Tax authorities will issue a notice to British telecom major Vodafone for recovery of tax dues and penal interest soon after Finance Bill, 2012 receives Presidential assent.
Official sources said the notice under section 201 and 220 (2) of the I-T Act, which talks about simple interest at one and a half per cent for every month the tax demand was raised, will also explain the retrospective amendment made by the government for taxing business deals that avoids tax in the country by showing them in a tax haven.
Vodafone had said in a statement on Wednesday, "We are naturally disappointed that, despite very widespread concern in India and internationally, the government has not seen fit to propose amendments to address the uncertainty caused by retrospective tax legislation."
The Lok Sabha has approved the Finance Bill, 2012 which seeks to amend the Income Tax, 1961 with retrospective effect to tax overseas deals involving domestic assets.
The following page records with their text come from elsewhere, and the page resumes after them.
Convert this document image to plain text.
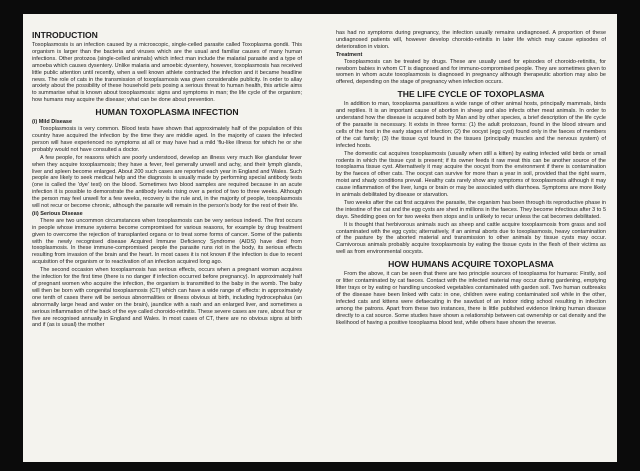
INTRODUCTION

Toxoplasmosis is an infection caused by a microscopic, single-celled parasite called Toxoplasma gondii. This organism is larger than the bacteria and viruses which are the usual and familiar causes of many human infections. Other protozoa (single-celled animals) which infect man include the malarial parasite and a type of amoeba which causes dysentery. Unlike malaria and amoebic dysentery, however, toxoplasmosis has received little public attention until recently, when a well known athlete contracted the infection and it became headline news. The role of cats in the transmission of toxoplasmosis was given considerable publicity. In order to allay anxiety about the possibility of these household pets posing a serious threat to human health, this article aims to summarise what is known about toxoplasmosis: signs and symptoms in man; the life cycle of the organism; how humans may acquire the disease; what can be done about prevention.

HUMAN TOXOPLASMA INFECTION
(i) Mild Disease

Toxoplasmosis is very common. Blood tests have shown that approximately half of the population of this country have acquired the infection by the time they are middle aged. In the majority of cases the infected person will have experienced no symptoms at all or may have had a mild 'flu-like illness for which he or she probably would not have consulted a doctor.

A few people, for reasons which are poorly understood, develop an illness very much like glandular fever when they acquire toxoplasmosis; they have a fever, feel generally unwell and achy, and their lymph glands, liver and spleen become enlarged. About 200 such cases are reported each year in England and Wales. Such people are likely to seek medical help and the diagnosis is usually made by performing special antibody tests (one is called the 'dye' test) on the blood. Sometimes two blood samples are required because in an acute infection it is possible to demonstrate the antibody levels rising over a period of two to three weeks. Although the person may feel unwell for a few weeks, recovery is the rule and, in the majority of people, toxoplasmosis will not recur or become chronic, although the parasite will remain in the person's body for the rest of their life.

(ii) Serious Disease

There are two uncommon circumstances when toxoplasmosis can be very serious indeed. The first occurs in people whose immune systems become compromised for various reasons, for example by drug treatment given to overcome the rejection of transplanted organs or to treat some forms of cancer. Some of the patients with the newly recognised disease Acquired Immune Deficiency Syndrome (AIDS) have died from toxoplasmosis. In these immune-compromised people the parasite runs riot in the body, its serious effects resulting from invasion of the brain and the heart. In most cases it is not known if the infection is due to recent acquisition of the organism or to reactivation of an infection acquired long ago.

The second occasion when toxoplasmosis has serious effects, occurs when a pregnant woman acquires the infection for the first time (there is no danger if infection occurred before pregnancy). In approximately half of pregnant women who acquire the infection, the organism is transmitted to the baby in the womb. The baby will then be born with congenital toxoplasmosis (CT) which can have a wide range of effects: in approximately one tenth of cases there will be serious abnormalities or illness obvious at birth, including hydrocephalus (an abnormally large head and water on the brain), jaundice with a rash and an enlarged liver, and sometimes a serious inflammation of the back of the eye called choroido-retinitis. These severe cases are rare, about four or five are recognised annually in England and Wales. In most cases of CT, there are no obvious signs at birth and if (as is usual) the mother

has had no symptoms during pregnancy, the infection usually remains undiagnosed. A proportion of these undiagnosed patients will, however develop choroido-retinitis in later life which may cause episodes of deterioration in vision.

Treatment

Toxoplasmosis can be treated by drugs. These are usually used for episodes of choroido-retinitis, for newborn babies in whom CT is diagnosed and for immuno-compromised people. They are sometimes given to women in whom acute toxoplasmosis is diagnosed in pregnancy although therapeutic abortion may also be offered, depending on the stage of pregnancy when infection occurs.

THE LIFE CYCLE OF TOXOPLASMA

In addition to man, toxoplasma parasitizes a wide range of other animal hosts, principally mammals, birds and reptiles. It is an important cause of abortion in sheep and also infects other meat animals. In order to understand how the disease is acquired both by Man and by other species, a brief description of the life cycle of the parasite is necessary. It exists in three forms: (1) the adult protozoan, found in the blood stream and cells of the host in the early stages of infection; (2) the oocyst (egg cyst) found only in the faeces of members of the cat family; (3) the tissue cyst found in the tissues (principally muscles and the nervous system) of infected hosts.

The domestic cat acquires toxoplasmosis (usually when still a kitten) by eating infected wild birds or small rodents in which the tissue cyst is present; if its owner feeds it raw meat this can be another source of the toxoplasma tissue cyst. Alternatively it may acquire the oocyst from the environment if there is contamination by the faeces of other cats. The oocyst can survive for more than a year in soil, provided that the right warm, moist and shady conditions prevail. Healthy cats rarely show any symptoms of toxoplasmosis although it may cause inflammation of the liver, lungs or brain or may be associated with diarrhoea. Symptoms are more likely in animals debilitated by disease or starvation.

Two weeks after the cat first acquires the parasite, the organism has been through its reproductive phase in the intestine of the cat and the egg cysts are shed in millions in the faeces. They become infectious after 3 to 5 days. Shedding goes on for two weeks then stops and is unlikely to recur unless the cat becomes debilitated.

It is thought that herbivorous animals such as sheep and cattle acquire toxoplasmosis from grass and soil contaminated with the egg cysts; alternatively, if an animal aborts due to toxoplasmosis, heavy contamination of the pasture by the aborted material and transmission to other animals by tissue cysts may occur. Carnivorous animals probably acquire toxoplasmosis by eating the tissue cysts in the flesh of their victims as well as from environmental oocysts.

HOW HUMANS ACQUIRE TOXOPLASMA

From the above, it can be seen that there are two principle sources of toxoplasma for humans: Firstly, soil or litter contaminated by cat faeces. Contact with the infected material may occur during gardening, emptying litter trays or by eating or handling uncooked vegetables contaminated with garden soil. Two human outbreaks of the disease have been linked with cats: in one, children were eating contaminated soil while in the other, infected cats and kittens were defaecating in the sawdust of an indoor riding school resulting in infection among the patrons. Apart from these two instances, there is little published evidence linking human disease directly to a cat source. Some studies have shown a relationship between cat ownership or cat density and the likelihood of having a positive toxoplasma blood test, while others have shown the reverse.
The amendment would neutralise the victory secured by Vodafone in the Supreme Court in the Rs 11,000-crore (Rs 110-billion) tax dispute case.
The tax pertains to purchase of Hutchison's stake in Hutchison-Essar by Vodafone for $11.2 billion in 2007 through a deal in Cayman Islands.
The tax liability of Vodafone, after taking into account the penalty and interest is estimated at Rs 20,300 crore (Rs 203 billion).